From the Departments of Pathology and Microbiology (Drs Greally and Torell) and Pediatrics (Dr Mack), University of Nebraska Medical Center, Omaha.

Am J Dis Child. 1993;147(10):1125-1126. doi:10.1001/archpedi.1993.02160340111027
Abstract

A 2-month-old male infant was admitted to the hospital at age 2 weeks with lethargy, a distended abdomen, and constipation. Hirschsprung's disease was suspected, and he underwent laparatomy with right-loop colostomy. The diagnosis was not confirmed. He developed postoperative peritonitis and septicemia, followed by acute renal failure necessitating peritoneal dialysis that was continued until he died 39 days later. Laboratory investigations on admission showed persistently elevated serum levels of aspartate aminotransferase, alanine aminotransferase, and total and direct bilirubin.
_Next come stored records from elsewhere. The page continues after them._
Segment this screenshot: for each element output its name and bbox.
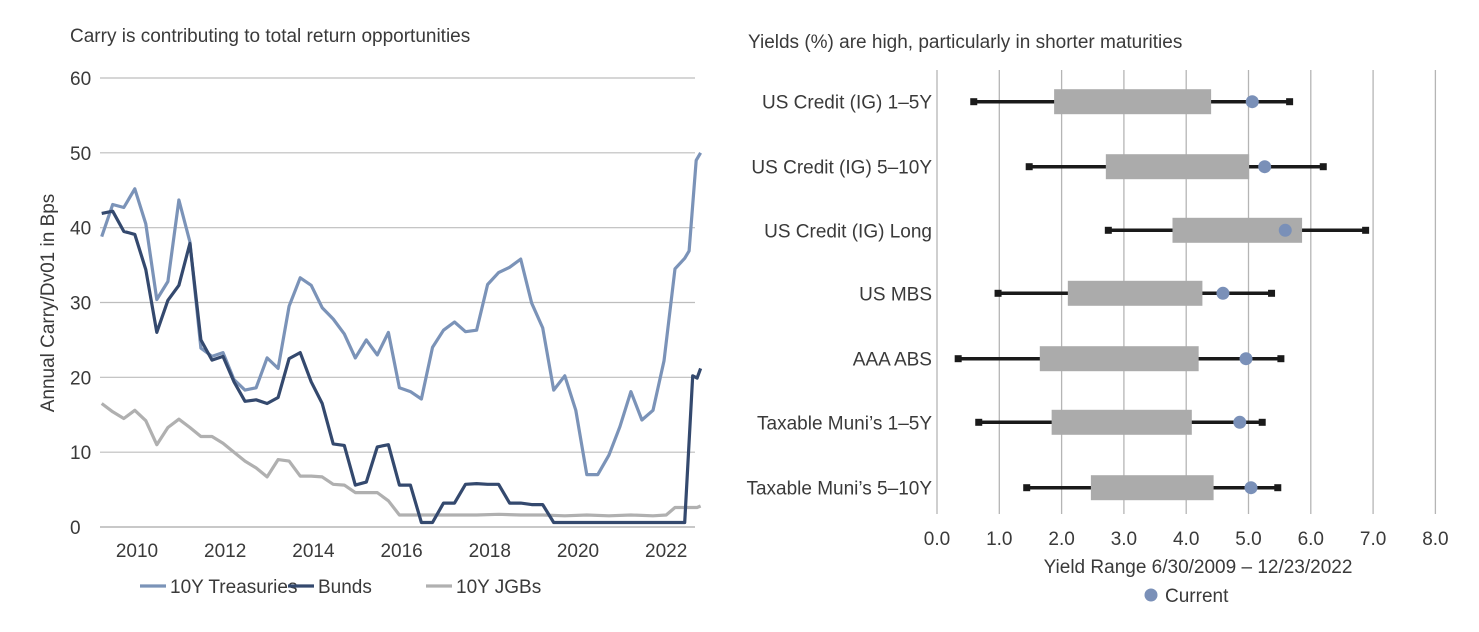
range-box: [1051, 409, 1192, 435]
range-box: [1105, 154, 1250, 180]
x-axis-title: Yield Range 6/30/2009 – 12/23/2022: [1044, 557, 1353, 578]
x-tick-label: 2020: [557, 541, 599, 562]
legend-item: Bunds: [288, 577, 372, 598]
legend-label: Current: [1165, 586, 1229, 607]
legend-item: Current: [1144, 586, 1229, 607]
category-label: Taxable Muni’s 1–5Y: [757, 413, 932, 434]
y-tick-label: 60: [70, 69, 91, 90]
x-tick-label: 4.0: [1173, 529, 1199, 550]
x-tick-label: 2016: [380, 541, 422, 562]
current-marker: [1258, 160, 1272, 174]
category-label: AAA ABS: [853, 350, 932, 371]
x-tick-label: 1.0: [986, 529, 1012, 550]
current-marker: [1216, 286, 1230, 300]
y-tick-label: 40: [70, 219, 91, 240]
whisker-max-cap: [1362, 226, 1370, 234]
whisker-min-cap: [975, 418, 983, 426]
line-chart: Carry is contributing to total return op…: [38, 26, 703, 598]
range-box: [1039, 346, 1199, 372]
y-tick-label: 0: [70, 518, 81, 539]
whisker-max-cap: [1258, 418, 1266, 426]
legend-item: 10Y Treasuries: [140, 577, 297, 598]
whisker-min-cap: [1023, 484, 1031, 492]
range-chart: Yields (%) are high, particularly in sho…: [746, 32, 1448, 607]
whisker-min-cap: [994, 289, 1002, 297]
y-axis-title: Annual Carry/Dv01 in Bps: [38, 194, 59, 413]
range-row: AAA ABS: [853, 346, 1285, 372]
x-tick-label: 2.0: [1048, 529, 1074, 550]
whisker-min-cap: [954, 355, 962, 363]
chart-title: Yields (%) are high, particularly in sho…: [748, 32, 1182, 53]
x-tick-label: 3.0: [1111, 529, 1137, 550]
current-marker: [1245, 95, 1259, 109]
category-label: US Credit (IG) 5–10Y: [751, 158, 932, 179]
whisker-max-cap: [1319, 163, 1327, 171]
range-box: [1090, 475, 1214, 501]
y-tick-label: 50: [70, 144, 91, 165]
series-line-10y-jgbs: [100, 402, 702, 518]
range-row: Taxable Muni’s 1–5Y: [757, 409, 1266, 435]
legend-label: 10Y JGBs: [456, 577, 541, 598]
range-box: [1054, 89, 1212, 115]
range-box: [1067, 280, 1203, 306]
range-row: US Credit (IG) 1–5Y: [762, 89, 1294, 115]
x-tick-label: 7.0: [1360, 529, 1386, 550]
y-tick-label: 20: [70, 368, 91, 389]
x-tick-label: 2022: [645, 541, 687, 562]
legend-label: Bunds: [318, 577, 372, 598]
current-marker: [1244, 481, 1258, 495]
y-tick-label: 30: [70, 294, 91, 315]
current-marker: [1239, 352, 1253, 366]
legend-item: 10Y JGBs: [426, 577, 541, 598]
chart-title: Carry is contributing to total return op…: [70, 26, 470, 47]
x-tick-label: 2010: [116, 541, 158, 562]
current-marker: [1278, 223, 1292, 237]
x-tick-label: 8.0: [1422, 529, 1448, 550]
series-line-bunds: [101, 209, 703, 525]
x-tick-label: 0.0: [924, 529, 950, 550]
x-tick-label: 2018: [469, 541, 511, 562]
whisker-max-cap: [1277, 355, 1285, 363]
whisker-max-cap: [1286, 98, 1294, 106]
whisker-max-cap: [1268, 289, 1276, 297]
whisker-min-cap: [1104, 226, 1112, 234]
category-label: US MBS: [859, 284, 932, 305]
range-row: US Credit (IG) Long: [764, 217, 1370, 243]
x-tick-label: 5.0: [1235, 529, 1261, 550]
category-label: Taxable Muni’s 5–10Y: [746, 479, 932, 500]
whisker-min-cap: [970, 98, 978, 106]
legend-marker-current: [1144, 588, 1158, 602]
whisker-max-cap: [1274, 484, 1282, 492]
series-line-10y-treasuries: [100, 151, 702, 477]
range-row: US Credit (IG) 5–10Y: [751, 154, 1327, 180]
range-row: US MBS: [859, 280, 1276, 306]
legend-label: 10Y Treasuries: [170, 577, 297, 598]
category-label: US Credit (IG) 1–5Y: [762, 93, 932, 114]
x-tick-label: 6.0: [1298, 529, 1324, 550]
x-tick-label: 2014: [292, 541, 335, 562]
y-tick-label: 10: [70, 443, 91, 464]
category-label: US Credit (IG) Long: [764, 221, 932, 242]
current-marker: [1233, 415, 1247, 429]
x-tick-label: 2012: [204, 541, 246, 562]
range-row: Taxable Muni’s 5–10Y: [746, 475, 1282, 501]
whisker-min-cap: [1025, 163, 1033, 171]
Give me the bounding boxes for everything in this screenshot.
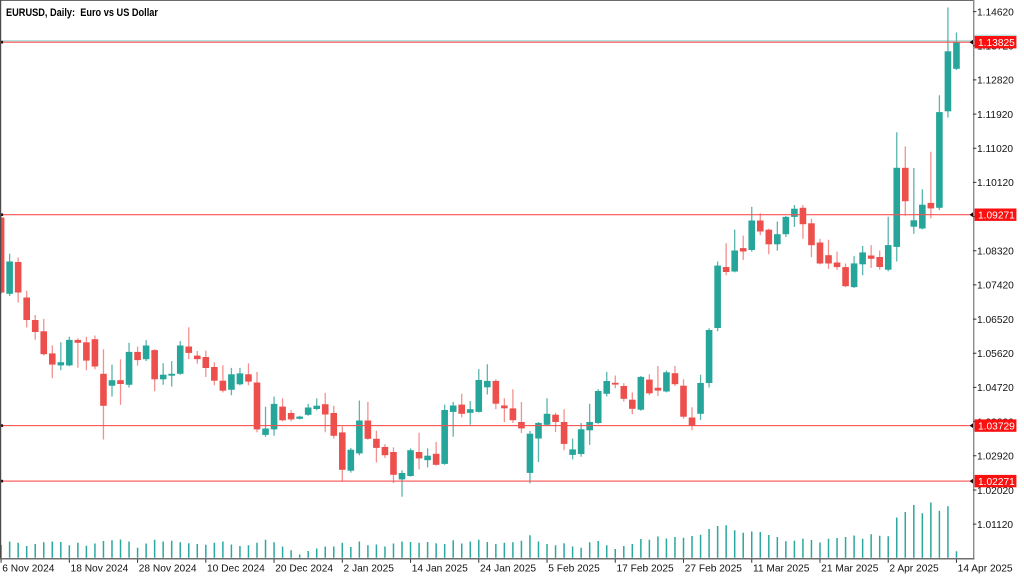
svg-text:1.14620: 1.14620: [977, 7, 1014, 18]
svg-text:14 Apr 2025: 14 Apr 2025: [958, 564, 1013, 575]
svg-text:1.06520: 1.06520: [977, 315, 1014, 326]
svg-text:21 Mar 2025: 21 Mar 2025: [821, 564, 879, 575]
svg-text:5 Feb 2025: 5 Feb 2025: [548, 564, 600, 575]
svg-text:1.10120: 1.10120: [977, 178, 1014, 189]
svg-text:27 Feb 2025: 27 Feb 2025: [685, 564, 743, 575]
svg-text:1.11020: 1.11020: [977, 144, 1013, 155]
svg-text:6 Nov 2024: 6 Nov 2024: [2, 564, 54, 575]
svg-text:1.07420: 1.07420: [977, 281, 1014, 292]
svg-text:1.11920: 1.11920: [977, 110, 1013, 121]
svg-text:1.05620: 1.05620: [977, 349, 1014, 360]
svg-text:24 Jan 2025: 24 Jan 2025: [480, 564, 536, 575]
svg-text:14 Jan 2025: 14 Jan 2025: [412, 564, 468, 575]
svg-text:2 Jan 2025: 2 Jan 2025: [344, 564, 395, 575]
svg-text:1.08320: 1.08320: [977, 247, 1014, 258]
svg-text:11 Mar 2025: 11 Mar 2025: [753, 564, 810, 575]
svg-text:2 Apr 2025: 2 Apr 2025: [889, 564, 939, 575]
svg-text:1.02020: 1.02020: [977, 486, 1014, 497]
svg-text:1.13825: 1.13825: [978, 38, 1015, 49]
svg-text:1.04720: 1.04720: [977, 383, 1014, 394]
svg-text:28 Nov 2024: 28 Nov 2024: [139, 564, 197, 575]
svg-text:1.12820: 1.12820: [977, 76, 1014, 87]
svg-text:20 Dec 2024: 20 Dec 2024: [275, 564, 333, 575]
svg-text:10 Dec 2024: 10 Dec 2024: [207, 564, 265, 575]
svg-text:1.01120: 1.01120: [977, 520, 1013, 531]
svg-text:1.02920: 1.02920: [977, 452, 1014, 463]
svg-text:17 Feb 2025: 17 Feb 2025: [616, 564, 674, 575]
svg-text:1.03729: 1.03729: [978, 421, 1015, 432]
svg-text:1.02271: 1.02271: [978, 477, 1015, 488]
svg-text:1.09271: 1.09271: [978, 211, 1015, 222]
svg-text:18 Nov 2024: 18 Nov 2024: [71, 564, 129, 575]
svg-text:EURUSD, Daily: Euro vs US Dol: EURUSD, Daily: Euro vs US Dollar: [6, 7, 158, 19]
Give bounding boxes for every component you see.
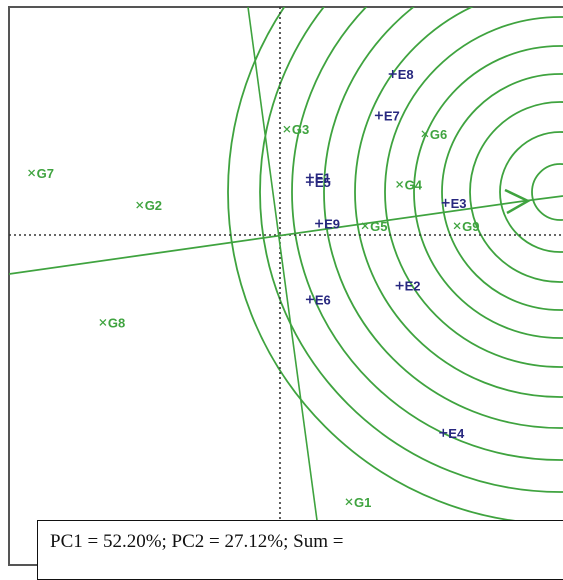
point-label-e1: E1: [315, 171, 331, 186]
average-environment-axis-extension: [523, 195, 563, 202]
genotype-point-g4: G4: [396, 177, 423, 192]
environment-point-e5: E5: [305, 175, 331, 190]
genotype-point-g9: G9: [453, 219, 479, 234]
point-label-g3: G3: [292, 122, 309, 137]
point-label-e7: E7: [384, 108, 400, 123]
average-environment-axis: [9, 200, 525, 275]
environment-point-e3: E3: [441, 196, 467, 211]
concentric-circle-5: [413, 45, 563, 339]
concentric-circle-6: [384, 16, 563, 368]
genotype-point-g5: G5: [361, 219, 387, 234]
point-label-e2: E2: [405, 279, 421, 294]
concentric-circle-10: [259, 7, 563, 493]
caption-text: PC1 = 52.20%; PC2 = 27.12%; Sum =: [50, 531, 344, 552]
point-label-e3: E3: [451, 196, 467, 211]
point-label-e4: E4: [448, 426, 465, 441]
point-label-e8: E8: [398, 67, 414, 82]
point-label-g8: G8: [108, 315, 125, 330]
genotype-point-g2: G2: [136, 198, 162, 213]
point-label-g7: G7: [37, 166, 54, 181]
environment-point-e8: E8: [388, 67, 414, 82]
concentric-circle-1: [531, 163, 563, 221]
concentric-circle-9: [291, 7, 563, 461]
environment-point-e7: E7: [374, 108, 400, 123]
genotype-point-g7: G7: [28, 166, 54, 181]
environment-point-e2: E2: [395, 279, 421, 294]
environment-point-e4: E4: [439, 426, 465, 441]
point-label-g5: G5: [370, 219, 387, 234]
point-label-g2: G2: [145, 198, 162, 213]
arrow-head-icon: [504, 188, 531, 215]
concentric-circle-2: [499, 131, 563, 253]
genotype-point-g1: G1: [345, 495, 371, 510]
point-label-g9: G9: [462, 219, 479, 234]
concentric-circle-8: [323, 7, 563, 429]
plot-area: G1 G2 G3 G4 G5 G6 G7 G8 G9 E1 E2 E3 E4 E5 E6 E7 E8 E9: [9, 7, 563, 565]
genotype-point-g6: G6: [421, 127, 447, 142]
genotype-point-g3: G3: [283, 122, 309, 137]
point-label-e5: E5: [315, 175, 331, 190]
concentric-circle-3: [469, 101, 563, 283]
environment-point-e6: E6: [305, 292, 331, 307]
genotype-point-g8: G8: [99, 315, 125, 330]
point-label-g4: G4: [405, 177, 423, 192]
point-label-g6: G6: [430, 127, 447, 142]
concentric-circle-4: [441, 73, 563, 311]
environment-point-e1: E1: [305, 171, 331, 186]
concentric-circle-7: [354, 7, 563, 398]
environment-point-e9: E9: [315, 217, 340, 232]
perpendicular-axis: [247, 7, 324, 565]
point-label-e6: E6: [315, 292, 331, 307]
concentric-circle-11: [227, 7, 563, 525]
caption-box: PC1 = 52.20%; PC2 = 27.12%; Sum =: [37, 520, 563, 580]
point-label-e9: E9: [324, 217, 340, 232]
point-label-g1: G1: [354, 495, 371, 510]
Ratio of serum calcium to phosphate in 28 estimations was 1.9, which was normal, and intact parathormone level was 64 pg/mL. α1-Antitrypsin level was normal. Serum antibodies to hepatitis A, hepatitis B, Epstein-Barr virus, and cytomegalovirus were negative. Toxoplasmosis IgG antibody level was in the normal range. Liver failure was associated with uncorrectable coagulation parameters. Microscopic sections of the liver (Fig 1) and heart (Fig 2) are shown.